The contested passage is wanting in the folio. STEEVENS. The difficulty, which must occur to every reader, is, to conceive how the marks of sovereignty, of knowledge, and of reason, should be of any use to persuade Lear that he had, or had not, daughters. No logick, I apprehend, could draw such a conclusion from such premises. This difficulty, however, may be entirely removed, by only pointing the passage thus: for by the marks of sovereignty, knowledge, and of reason, I should be false persuaded-I had daughters.-Your name, fair gentle

woman?

The chain of Lear's speech being thus untangled, we can clearly trace the succession and connection of his ideas. The undutiful behaviour of his daughter so disconcerts him, that he doubts, by turns, whether she is Goneril, and whether he himself is Lear. Upon her first speech, he only exclaims,

Are you our daughter?

FOOL. Which they will make an obedient father."

Upon her going on in the same style, he begins to question his own sanity of mind, and even his personal identity. He appeals to the by-standers,

Who is it that can tell me who I am?

I should be glad to be told. For (if I was to judge myself) by the marks of sovereignty, knowledge, and reason, which once distinguished Lear, (but which I have lost) I should be false (against my own consciousness) persuaded (that I am not Lear).
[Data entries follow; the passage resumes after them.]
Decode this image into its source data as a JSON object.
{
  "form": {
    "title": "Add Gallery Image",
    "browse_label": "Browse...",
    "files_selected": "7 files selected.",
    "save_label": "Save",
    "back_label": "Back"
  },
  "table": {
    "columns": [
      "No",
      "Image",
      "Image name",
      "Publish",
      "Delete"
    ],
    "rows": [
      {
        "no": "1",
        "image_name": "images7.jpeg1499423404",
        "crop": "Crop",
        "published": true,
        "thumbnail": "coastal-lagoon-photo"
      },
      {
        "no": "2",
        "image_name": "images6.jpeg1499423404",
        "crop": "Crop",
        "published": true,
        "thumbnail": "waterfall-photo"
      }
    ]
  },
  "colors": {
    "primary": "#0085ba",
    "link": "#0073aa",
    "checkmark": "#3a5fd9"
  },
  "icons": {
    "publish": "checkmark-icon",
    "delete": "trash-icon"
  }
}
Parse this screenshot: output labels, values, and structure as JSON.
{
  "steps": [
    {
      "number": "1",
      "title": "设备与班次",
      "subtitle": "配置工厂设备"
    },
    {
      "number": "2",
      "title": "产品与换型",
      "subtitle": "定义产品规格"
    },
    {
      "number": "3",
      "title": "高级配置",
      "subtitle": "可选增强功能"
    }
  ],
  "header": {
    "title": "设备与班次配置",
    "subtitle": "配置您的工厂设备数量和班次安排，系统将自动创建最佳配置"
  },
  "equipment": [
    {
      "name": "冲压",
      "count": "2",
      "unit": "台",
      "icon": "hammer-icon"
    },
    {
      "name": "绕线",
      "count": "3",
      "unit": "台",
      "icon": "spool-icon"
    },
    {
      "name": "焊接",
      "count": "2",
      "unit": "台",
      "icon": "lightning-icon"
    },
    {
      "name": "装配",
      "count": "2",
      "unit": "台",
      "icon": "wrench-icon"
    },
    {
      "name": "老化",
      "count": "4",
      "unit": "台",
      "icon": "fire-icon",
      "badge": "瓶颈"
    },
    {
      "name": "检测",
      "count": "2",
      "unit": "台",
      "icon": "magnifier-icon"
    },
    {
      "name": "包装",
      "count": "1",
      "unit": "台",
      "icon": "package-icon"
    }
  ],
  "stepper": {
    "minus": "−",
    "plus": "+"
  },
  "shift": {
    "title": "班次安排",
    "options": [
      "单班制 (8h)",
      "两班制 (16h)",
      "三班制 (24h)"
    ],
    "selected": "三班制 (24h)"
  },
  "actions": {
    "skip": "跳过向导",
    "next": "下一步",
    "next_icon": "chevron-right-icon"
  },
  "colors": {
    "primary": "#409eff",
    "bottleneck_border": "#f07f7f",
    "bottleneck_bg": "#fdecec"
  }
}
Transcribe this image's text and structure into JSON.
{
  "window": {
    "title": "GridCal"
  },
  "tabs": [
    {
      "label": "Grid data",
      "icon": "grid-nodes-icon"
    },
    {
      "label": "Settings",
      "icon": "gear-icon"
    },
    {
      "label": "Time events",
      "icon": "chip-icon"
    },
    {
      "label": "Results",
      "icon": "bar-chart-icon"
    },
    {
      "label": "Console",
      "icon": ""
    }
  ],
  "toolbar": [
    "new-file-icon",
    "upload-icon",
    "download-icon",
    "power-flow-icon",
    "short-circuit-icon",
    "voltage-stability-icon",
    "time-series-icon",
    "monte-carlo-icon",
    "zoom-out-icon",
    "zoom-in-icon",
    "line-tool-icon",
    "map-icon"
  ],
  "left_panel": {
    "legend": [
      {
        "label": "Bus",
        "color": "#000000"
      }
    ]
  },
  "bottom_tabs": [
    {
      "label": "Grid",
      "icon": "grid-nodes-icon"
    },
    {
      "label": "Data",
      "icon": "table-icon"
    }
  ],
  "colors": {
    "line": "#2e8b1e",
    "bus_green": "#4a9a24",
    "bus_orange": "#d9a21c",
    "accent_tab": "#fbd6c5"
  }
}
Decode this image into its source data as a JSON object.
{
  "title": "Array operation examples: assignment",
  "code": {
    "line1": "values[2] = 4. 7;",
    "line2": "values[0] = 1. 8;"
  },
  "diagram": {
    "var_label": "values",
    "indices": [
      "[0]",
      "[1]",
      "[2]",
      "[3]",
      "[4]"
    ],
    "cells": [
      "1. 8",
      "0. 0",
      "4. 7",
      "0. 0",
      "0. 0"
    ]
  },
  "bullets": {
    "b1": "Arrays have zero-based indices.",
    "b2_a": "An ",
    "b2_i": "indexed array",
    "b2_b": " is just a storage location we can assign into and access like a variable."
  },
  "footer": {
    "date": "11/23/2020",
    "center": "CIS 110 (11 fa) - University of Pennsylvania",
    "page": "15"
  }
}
He then slides to the examination of another distinguishing mark of Lear:

I had daughters.

But not able, as it should seem, to dwell upon so tender a subject, he hastily recurs to his first doubt concerning Goneril,Your name, fair gentlewoman? TYRWHITT.

This notice is written with confidence disproportionate to the conviction which it can bring. Lear might as well know by the marks and tokens arising from sovereignty, knowledge, and reason, that he had or had not daughters, as he could know by any thing else. But, says he, if I judge by these tokens, I find the persuasion false by which I long thought myself the father of daughters. JOHNSON.

I cannot approve of Dr. Warburton's manner of pointing this passage, as I do not think that sovereignty of knowledge can mean understanding; and if it did, what is the difference between understanding and reason? In the passage he quotes from Hamlet, sovereignty of reason appears to me to mean, the ruling power, the governance of reason; a sense that would not answer in this place.

Mr. Tyrwhitt's observations are ingenious, but not satisfactory; and as for Dr. Johnson's explanation, though it would be certainly just had Lear expressed himself in the past, and said, "I have been false persuaded I had daughters," it cannot be the just explanation of the passage as it stands. The meaning appears to me to be this:

"Were I to judge from the marks of sovereignty, of knowledge, or of reason, I should be induced to think I had daughters, yet that must be a false persuasion ;-It cannot be."

I could not at first comprehend why the token of sovereignty should have any weight in determining his persuasion that he had daughters; but by the marks of sovereignty he means, those tokens of royalty which his daughters then enjoyed as derived from him. M. MASON.